A new manifesto for systems engineering design praxis

  1. We embrace open ended childlike curiosity, the raising of new questions and looking at old problems through different angles without fear of derision.
  2. We embrace both success and failure because of the valuable knowledge gained from them.
  3. We embrace the widespread sharing of knowledge gained from experiences along the way.
  4. We embrace the challenge to materialise the digital humanities stewards vision.
  5. We embrace human creativity, collaboration and problem solving in the form of “makers”.
  6. We embrace socially responsible systems and socially useful products.
  7. We embrace acknowledge and anticipate post solution “bricolage” (virtuoso tinkering) as a natural occurrence striving to harness benefits while minimising entropy.
  8. We embrace the dedication of craftsmanship in sculping viable solutions.
  9. We embrace support and encourage the unique and colourful people we work with.
  10. We embrace and invite in all those who feel marginalised.
  11. We embrace opportunities to guide eager minds in the ways of HCS.
  12. We embrace the diligent safeguarding of artefacts and embedded wisdom in our care during development.
  13. We embrace safeguarding all stakeholders against negative risk(privacy violations or any injustice) during any endeavours that are informed by the system.
  14. We embrace a repeatable process over a methodology.

The ENRICHER method which followed is is underpinned by these set of values

The ENRICHER method for human machine symbiotics & smart data: A socially responsible approach to the intelligent augmentation of knowledge work.

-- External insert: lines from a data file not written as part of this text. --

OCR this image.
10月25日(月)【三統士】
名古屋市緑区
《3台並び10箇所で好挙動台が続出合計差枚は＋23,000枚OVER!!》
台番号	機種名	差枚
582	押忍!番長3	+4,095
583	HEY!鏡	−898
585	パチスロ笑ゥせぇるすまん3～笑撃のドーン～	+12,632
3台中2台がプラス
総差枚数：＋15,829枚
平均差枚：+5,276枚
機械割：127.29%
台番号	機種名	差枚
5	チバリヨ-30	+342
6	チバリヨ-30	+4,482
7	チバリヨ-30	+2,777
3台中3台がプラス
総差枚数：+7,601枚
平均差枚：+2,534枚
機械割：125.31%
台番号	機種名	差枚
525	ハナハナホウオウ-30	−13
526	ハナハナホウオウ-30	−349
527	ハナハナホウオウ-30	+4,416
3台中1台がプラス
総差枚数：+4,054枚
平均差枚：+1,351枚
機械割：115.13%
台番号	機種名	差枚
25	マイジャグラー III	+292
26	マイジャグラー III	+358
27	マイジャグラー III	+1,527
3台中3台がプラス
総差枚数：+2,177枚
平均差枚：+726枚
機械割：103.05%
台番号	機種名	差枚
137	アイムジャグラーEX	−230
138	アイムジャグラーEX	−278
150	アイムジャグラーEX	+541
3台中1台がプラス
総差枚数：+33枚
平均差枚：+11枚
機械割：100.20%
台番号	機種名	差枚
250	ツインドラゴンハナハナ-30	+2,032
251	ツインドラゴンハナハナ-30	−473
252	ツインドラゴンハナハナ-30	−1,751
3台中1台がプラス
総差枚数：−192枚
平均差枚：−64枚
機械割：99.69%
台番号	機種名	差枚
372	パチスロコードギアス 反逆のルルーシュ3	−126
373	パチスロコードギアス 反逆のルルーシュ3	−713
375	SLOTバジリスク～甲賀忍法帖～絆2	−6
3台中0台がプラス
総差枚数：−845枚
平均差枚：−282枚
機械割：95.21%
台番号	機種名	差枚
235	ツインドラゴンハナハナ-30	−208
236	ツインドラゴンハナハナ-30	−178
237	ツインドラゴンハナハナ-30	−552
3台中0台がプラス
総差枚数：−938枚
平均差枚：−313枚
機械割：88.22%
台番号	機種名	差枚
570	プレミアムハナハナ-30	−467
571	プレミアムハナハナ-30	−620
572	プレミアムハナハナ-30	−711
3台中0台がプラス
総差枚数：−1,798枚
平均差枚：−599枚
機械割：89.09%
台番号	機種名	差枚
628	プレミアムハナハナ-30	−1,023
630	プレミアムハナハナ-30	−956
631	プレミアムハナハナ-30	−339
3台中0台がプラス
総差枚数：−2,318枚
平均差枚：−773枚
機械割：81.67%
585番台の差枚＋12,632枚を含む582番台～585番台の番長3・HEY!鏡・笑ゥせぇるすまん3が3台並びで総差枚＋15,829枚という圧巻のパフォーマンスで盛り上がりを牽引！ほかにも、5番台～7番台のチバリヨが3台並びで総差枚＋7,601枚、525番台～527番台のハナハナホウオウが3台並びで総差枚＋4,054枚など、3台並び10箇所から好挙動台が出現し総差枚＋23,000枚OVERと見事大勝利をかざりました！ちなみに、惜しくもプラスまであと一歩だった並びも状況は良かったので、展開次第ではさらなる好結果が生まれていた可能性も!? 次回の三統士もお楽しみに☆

  1. Ethos Centric: ethos of development continuously revisited and reviewed. Important to articulate and rearticulate core values of development.
  2. eNgagement as an Outcome: Shift from “why are we doing this” questions to “how are we engaging together on this” question.
  3. Reuse Machine Knowledge: Reuse and extending existing knowledge models rather than predefining total schema where possible before implementing.
  4. Insights from Context: Derive technology to fit the context—of-tacit-knowledge-use. Means acquiring an understanding of knowledge-in-action to drive software creation and technology development.
  5. Co-evolution: co-evolve the methodology and the technology with all participants. Also, co-evolve and reshape work-technology symbiotic relationship.
  6. Hospitality: Technology “guest” invited into the work context, otherwise not deployed.
  7. Expressiveness: Semantics emphasise expressiveness of the machine model rather than processing efficiency and technical capability (which come later).
  8. Reverse Engineer and Extend Semantic Model: Constantly reverse engineer from data and metadata resources and standards as a way of building the knowledge model, extending the model and integrating the resources semantically.